Hervé Messager, masseur kinésithérapeute : " Vincent Humbert n'est pas mort dans la dignité "
Écrit par Jean-Marie Lagarde   
02-12-2007

hubert.jpg Le lobby pro-euthanasie nous a habitués aux orchestrations médiatiques régulières d'affaires soigneusement choisies. A chaque fois, l'ensemble des médias joue parfaitement son rôle de caisse de résonance. Nous avons tous encore en mémoire l'une de ces affaires ultra médiatisées : l'affaire Vincent Humbert.

A l'occasion d'un téléfilm diffusé lundi prochain, 3 décembre, sur TF1, consacré à « l'affaire Vincent Humbert », Hervé Messager, son kinésithérapeute, dit vouloir « rétablir certaines vérités », quatre ans après la mort, par euthanasie, du jeune accidenté.

Hervé Messager a soigné pendant presque deux ans Vincent Humbert au centre héliomarin de Berck-sur-Mer. Pour lui, l'état du jeune homme a été « déformé ». « Profondément, je ne crois pas qu'il avait envie de mourir. »

Pour raconter sa version des faits, Hervé Messager a envoyé un DVD, assorti d'une lettre témoignage à des députés, sénateurs et journalistes. Ce DVD a été financé par SOS Fin de vie. Nous reprenons ci-après les extraits du témoignage d'Hervé Messager cité sur le site www.genethique.org  :

« Ce qui m'a le plus révolté dans l'avalanche médiatique, c'est la répétition en boucle d'une multitude de mensonges.

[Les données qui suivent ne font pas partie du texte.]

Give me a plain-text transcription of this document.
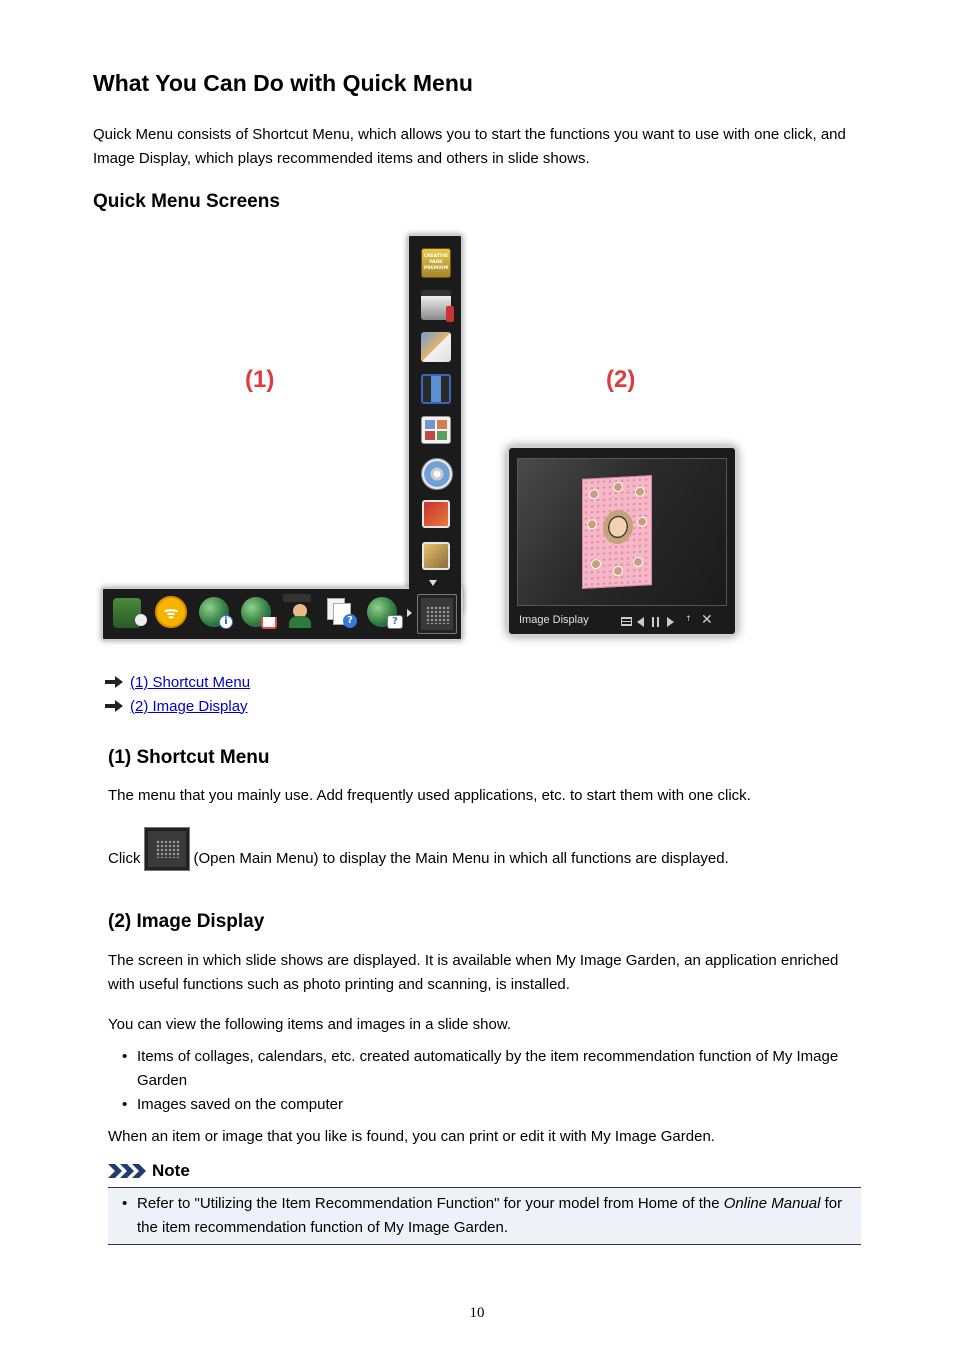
What You Can Do with Quick Menu

Quick Menu consists of Shortcut Menu, which allows you to start the functions you want to use with one click, and Image Display, which plays recommended items and others in slide shows.

Quick Menu Screens
CREATIVE PARK PREMIUM
ᯤ	i	?	?
(1)	(2)
Image Display	ꜛ ✕
(1) Shortcut Menu
(2) Image Display
(1) Shortcut Menu

The menu that you mainly use. Add frequently used applications, etc. to start them with one click.

Click	(Open Main Menu) to display the Main Menu in which all functions are displayed.
(2) Image Display

The screen in which slide shows are displayed. It is available when My Image Garden, an application enriched with useful functions such as photo printing and scanning, is installed.

You can view the following items and images in a slide show.

• Items of collages, calendars, etc. created automatically by the item recommendation function of My Image Garden
• Images saved on the computer

When an item or image that you like is found, you can print or edit it with My Image Garden.

Note
• Refer to "Utilizing the Item Recommendation Function" for your model from Home of the Online Manual for the item recommendation function of My Image Garden.
10
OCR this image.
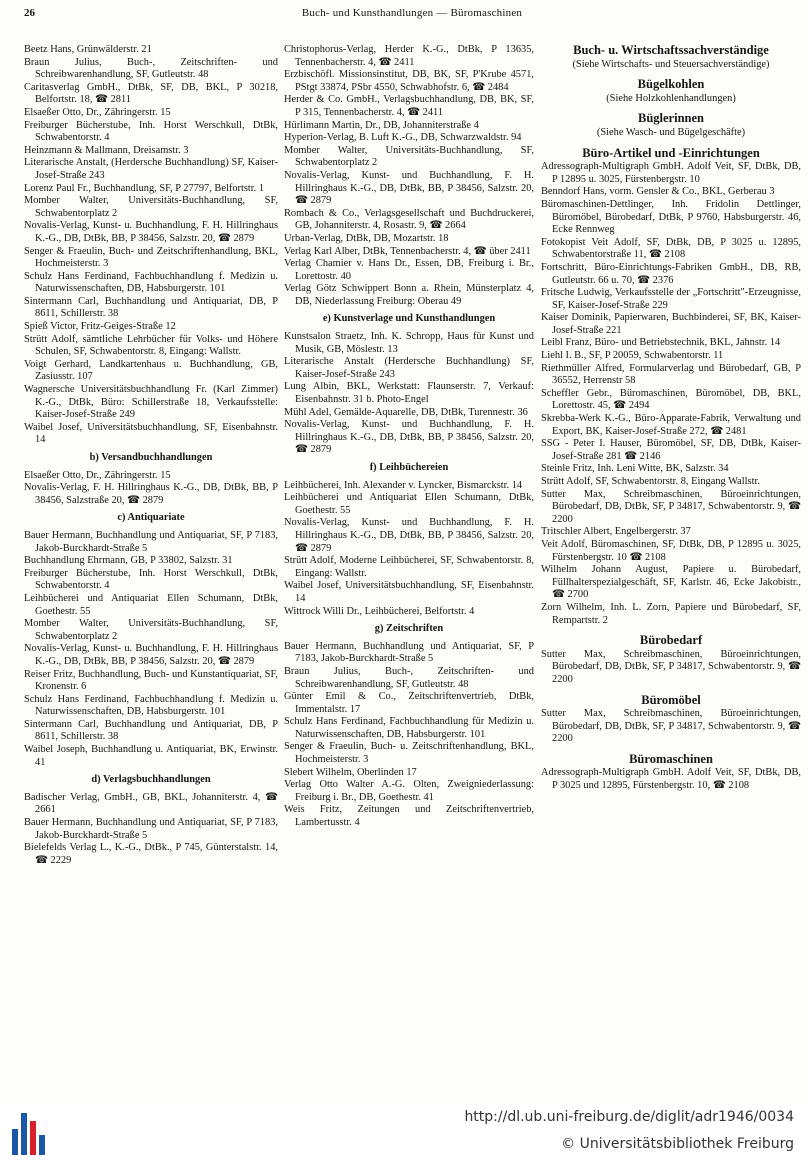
26	Buch- und Kunsthandlungen — Büromaschinen
Beetz Hans, Grünwälderstr. 21
Braun Julius, Buch-, Zeitschriften- und Schreibwarenhandlung, SF, Gutleutstr. 48
Caritasverlag GmbH., DtBk, SF, DB, BKL, P 30218, Belfortstr. 18, ☎ 2811
Elsaeßer Otto, Dr., Zähringerstr. 15
Freiburger Bücherstube, Inh. Horst Werschkull, DtBk, Schwabentorstr. 4
Heinzmann & Mallmann, Dreisamstr. 3
Literarische Anstalt, (Herdersche Buchhandlung) SF, Kaiser-Josef-Straße 243
Lorenz Paul Fr., Buchhandlung, SF, P 27797, Belfortstr. 1
Momber Walter, Universitäts-Buchhandlung, SF, Schwabentorplatz 2
Novalis-Verlag, Kunst- u. Buchhandlung, F. H. Hillringhaus K.-G., DB, DtBk, BB, P 38456, Salzstr. 20, ☎ 2879
Senger & Fraeulin, Buch- und Zeitschriftenhandlung, BKL, Hochmeisterstr. 3
Schulz Hans Ferdinand, Fachbuchhandlung f. Medizin u. Naturwissenschaften, DB, Habsburgerstr. 101
Sintermann Carl, Buchhandlung und Antiquariat, DB, P 8611, Schillerstr. 38
Spieß Victor, Fritz-Geiges-Straße 12
Strütt Adolf, sämtliche Lehrbücher für Volks- und Höhere Schulen, SF, Schwabentorstr. 8, Eingang: Wallstr.
Voigt Gerhard, Landkartenhaus u. Buchhandlung, GB, Zasiusstr. 107
Wagnersche Universitätsbuchhandlung Fr. (Karl Zimmer) K.-G., DtBk, Büro: Schillerstraße 18, Verkaufsstelle: Kaiser-Josef-Straße 249
Waibel Josef, Universitätsbuchhandlung, SF, Eisenbahnstr. 14
b) Versandbuchhandlungen
Elsaeßer Otto, Dr., Zähringerstr. 15
Novalis-Verlag, F. H. Hillringhaus K.-G., DB, DtBk, BB, P 38456, Salzstraße 20, ☎ 2879
c) Antiquariate
Bauer Hermann, Buchhandlung und Antiquariat, SF, P 7183, Jakob-Burckhardt-Straße 5
Buchhandlung Ehrmann, GB, P 33802, Salzstr. 31
Freiburger Bücherstube, Inh. Horst Werschkull, DtBk, Schwabentorstr. 4
Leihbücherei und Antiquariat Ellen Schumann, DtBk, Goethestr. 55
Momber Walter, Universitäts-Buchhandlung, SF, Schwabentorplatz 2
Novalis-Verlag, Kunst- u. Buchhandlung, F. H. Hillringhaus K.-G., DB, DtBk, BB, P 38456, Salzstr. 20, ☎ 2879
Reiser Fritz, Buchhandlung, Buch- und Kunstantiquariat, SF, Kronenstr. 6
Schulz Hans Ferdinand, Fachbuchhandlung f. Medizin u. Naturwissenschaften, DB, Habsburgerstr. 101
Sintermann Carl, Buchhandlung und Antiquariat, DB, P 8611, Schillerstr. 38
Waibel Joseph, Buchhandlung u. Antiquariat, BK, Erwinstr. 41
d) Verlagsbuchhandlungen
Badischer Verlag, GmbH., GB, BKL, Johanniterstr. 4, ☎ 2661
Bauer Hermann, Buchhandlung und Antiquariat, SF, P 7183, Jakob-Burckhardt-Straße 5
Bielefelds Verlag L., K.-G., DtBk., P 745, Günterstalstr. 14, ☎ 2229
Christophorus-Verlag, Herder K.-G., DtBk, P 13635, Tennenbacherstr. 4, ☎ 2411
Erzbischöfl. Missionsinstitut, DB, BK, SF, P'Krube 4571, PStgt 33874, PSbr 4550, Schwabhofstr. 6, ☎ 2484
Herder & Co. GmbH., Verlagsbuchhandlung, DB, BK, SF, P 315, Tennenbacherstr. 4, ☎ 2411
Hürlimann Martin, Dr., DB, Johanniterstraße 4
Hyperion-Verlag, B. Luft K.-G., DB, Schwarzwaldstr. 94
Momber Walter, Universitäts-Buchhandlung, SF, Schwabentorplatz 2
Novalis-Verlag, Kunst- und Buchhandlung, F. H. Hillringhaus K.-G., DB, DtBk, BB, P 38456, Salzstr. 20, ☎ 2879
Rombach & Co., Verlagsgesellschaft und Buchdruckerei, GB, Johanniterstr. 4, Rosastr. 9, ☎ 2664
Urban-Verlag, DtBk, DB, Mozartstr. 18
Verlag Karl Alber, DtBk, Tennenbacherstr. 4, ☎ über 2411
Verlag Chamier v. Hans Dr., Essen, DB, Freiburg i. Br., Lorettostr. 40
Verlag Götz Schwippert Bonn a. Rhein, Münsterplatz 4, DB, Niederlassung Freiburg: Oberau 49
e) Kunstverlage und Kunsthandlungen
Kunstsalon Straetz, Inh. K. Schropp, Haus für Kunst und Musik, GB, Möslestr. 13
Literarische Anstalt (Herdersche Buchhandlung) SF, Kaiser-Josef-Straße 243
Lung Albin, BKL, Werkstatt: Flaunserstr. 7, Verkauf: Eisenbahnstr. 31 b. Photo-Engel
Mühl Adel, Gemälde-Aquarelle, DB, DtBk, Turennestr. 36
Novalis-Verlag, Kunst- und Buchhandlung, F. H. Hillringhaus K.-G., DB, DtBk, BB, P 38456, Salzstr. 20, ☎ 2879
f) Leihbüchereien
Leihbücherei, Inh. Alexander v. Lyncker, Bismarckstr. 14
Leihbücherei und Antiquariat Ellen Schumann, DtBk, Goethestr. 55
Novalis-Verlag, Kunst- und Buchhandlung, F. H. Hillringhaus K.-G., DB, DtBk, BB, P 38456, Salzstr. 20, ☎ 2879
Strütt Adolf, Moderne Leihbücherei, SF, Schwabentorstr. 8, Eingang: Wallstr.
Waibel Josef, Universitätsbuchhandlung, SF, Eisenbahnstr. 14
Wittrock Willi Dr., Leihbücherei, Belfortstr. 4
g) Zeitschriften
Bauer Hermann, Buchhandlung und Antiquariat, SF, P 7183, Jakob-Burckhardt-Straße 5
Braun Julius, Buch-, Zeitschriften- und Schreibwarenhandlung, SF, Gutleutstr. 48
Günter Emil & Co., Zeitschriftenvertrieb, DtBk, Immentalstr. 17
Schulz Hans Ferdinand, Fachbuchhandlung für Medizin u. Naturwissenschaften, DB, Habsburgerstr. 101
Senger & Fraeulin, Buch- u. Zeitschriftenhandlung, BKL, Hochmeisterstr. 3
Slebert Wilhelm, Oberlinden 17
Verlag Otto Walter A.-G. Olten, Zweigniederlassung: Freiburg i. Br., DB, Goethestr. 41
Weis Fritz, Zeitungen und Zeitschriftenvertrieb, Lambertusstr. 4
Buch- u. Wirtschaftssachverständige
(Siehe Wirtschafts- und Steuersachverständige)
Bügelkohlen
(Siehe Holzkohlenhandlungen)
Büglerinnen
(Siehe Wasch- und Bügelgeschäfte)
Büro-Artikel und -Einrichtungen
Adressograph-Multigraph GmbH. Adolf Veit, SF, DtBk, DB, P 12895 u. 3025, Fürstenbergstr. 10
Benndorf Hans, vorm. Gensler & Co., BKL, Gerberau 3
Büromaschinen-Dettlinger, Inh. Fridolin Dettlinger, Büromöbel, Bürobedarf, DtBk, P 9760, Habsburgerstr. 46, Ecke Rennweg
Fotokopist Veit Adolf, SF, DtBk, DB, P 3025 u. 12895, Schwabentorstraße 11, ☎ 2108
Fortschritt, Büro-Einrichtungs-Fabriken GmbH., DB, RB, Gutleutstr. 66 u. 70, ☎ 2376
Fritsche Ludwig, Verkaufsstelle der „Fortschritt"-Erzeugnisse, SF, Kaiser-Josef-Straße 229
Kaiser Dominik, Papierwaren, Buchbinderei, SF, BK, Kaiser-Josef-Straße 221
Leibl Franz, Büro- und Betriebstechnik, BKL, Jahnstr. 14
Liehl I. B., SF, P 20059, Schwabentorstr. 11
Riethmüller Alfred, Formularverlag und Bürobedarf, GB, P 36552, Herrenstr 58
Scheffler Gebr., Büromaschinen, Büromöbel, DB, BKL, Lorettostr. 45, ☎ 2494
Skrebba-Werk K.-G., Büro-Apparate-Fabrik, Verwaltung und Export, BK, Kaiser-Josef-Straße 272, ☎ 2481
SSG - Peter I. Hauser, Büromöbel, SF, DB, DtBk, Kaiser-Josef-Straße 281 ☎ 2146
Steinle Fritz, Inh. Leni Witte, BK, Salzstr. 34
Strütt Adolf, SF, Schwabentorstr. 8, Eingang Wallstr.
Sutter Max, Schreibmaschinen, Büroeinrichtungen, Bürobedarf, DB, DtBk, SF, P 34817, Schwabentorstr. 9, ☎ 2200
Tritschler Albert, Engelbergerstr. 37
Veit Adolf, Büromaschinen, SF, DtBk, DB, P 12895 u. 3025, Fürstenbergstr. 10 ☎ 2108
Wilhelm Johann August, Papiere u. Bürobedarf, Füllhalterspezialgeschäft, SF, Karlstr. 46, Ecke Jakobistr., ☎ 2700
Zorn Wilhelm, Inh. L. Zorn, Papiere und Bürobedarf, SF, Rempartstr. 2
Bürobedarf
Sutter Max, Schreibmaschinen, Büroeinrichtungen, Bürobedarf, DB, DtBk, SF, P 34817, Schwabentorstr. 9, ☎ 2200
Büromöbel
Sutter Max, Schreibmaschinen, Büroeinrichtungen, Bürobedarf, DB, DtBk, SF, P 34817, Schwabentorstr. 9, ☎ 2200
Büromaschinen
Adressograph-Multigraph GmbH. Adolf Veit, SF, DtBk, DB, P 3025 und 12895, Fürstenbergstr. 10, ☎ 2108
http://dl.ub.uni-freiburg.de/diglit/adr1946/0034
© Universitätsbibliothek Freiburg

Tous les médias ont repris ces inepties comme s'ils n'avaient aucun souci de vérifier la vérité. Vincent n'était pas tétraplégique. Aucun médecin n'a dit à Marie que son fils avait une lésion de la moelle épinière. Vincent n'était pas aveugle même s'il ne voyait pas bien. Vincent n'avait pas de perfusion » (...) « Vincent, pour ceux qui l'ont connu et véritablement aimé, n'est pas mort dans la dignité. »

« La disparition forcée de Vincent Humbert a été chez nous à Berck un cas unique dans l'histoire de notre hôpital. Mais elle a fait naître beaucoup d'angoisse ici et, j'imagine, ailleurs. »(...) « Pourquoi avoir tué Vincent ? S'il y a une logique à cette mort, on devrait admettre qu'il y a, dans notre hôpital, des centaines de patients de plus qu'il faudrait tuer ! Si on commence à tuer pour ça, mais on va finir par tuer tous ceux qui entrent à l'hôpital. Et ceux qui survivent sans progrès au bout de deux ans, qu'est-ce qu'on en fait ? Doit-on les achever ? »

« Au nom de la vérité et de l'amitié, j'ose vous dire que Vincent avait encore plein de choses à vivre. Il y a aujourd'hui, dans nos hôpitaux, beaucoup de Vincent qui sont dans des situations dix fois pire que lui. Et les familles veulent que leur proche continue à vivre. Même le patient, quand il peut s'exprimer, veut continuer l'aventure de la vie. Il y a certes, des jours, des moments de dépression. A nous, personnel soignant, de les soutenir, on est là pour cela. Mais il nous faut un climat de confiance. »

 

Les médias avaient pourtant présenté Vincent Humbert comme étant soi-disant devenu aveugle et paraplégique à la suite d'un accident de voiture. Sa mère, Marie Humbert, lui avait injecté une dose de barbituriques qui l'a plongé dans le coma et le Dr Chaussoy avait alors décidé de débrancher le respirateur artificiel du jeune homme puis de lui administrer une dose de produit létal, entraînant son décès par arrêt cardiaque.

Le tribunal chargé de juger le cas Humbert avait alors prononcé un non-lieu.

La vérité finit toujours par se savoir.

Afin de contrer les chantres de la culture de mort il n'est pas inutile de rappeler que c'est Hitler qui fut le grand précurseur en la matière puisqu'il légalisa l'euthanasie  par un décret en 1939 instituant « l'habilitation de certains médecins à accorder la délivrance par la mort aux personnes qui, dans les limites du jugement humain et à la suite d'un examen médical approfondi, auront été déclarées incurables. »

Il est donc grand temps de se mobiliser pour défendre ce qu'il reste du droit fondamental à la vie inscrit dans la loi naturelle et même notre constitution.

Merci à Hervé Messager d'avoir enfin rétabli la vérité.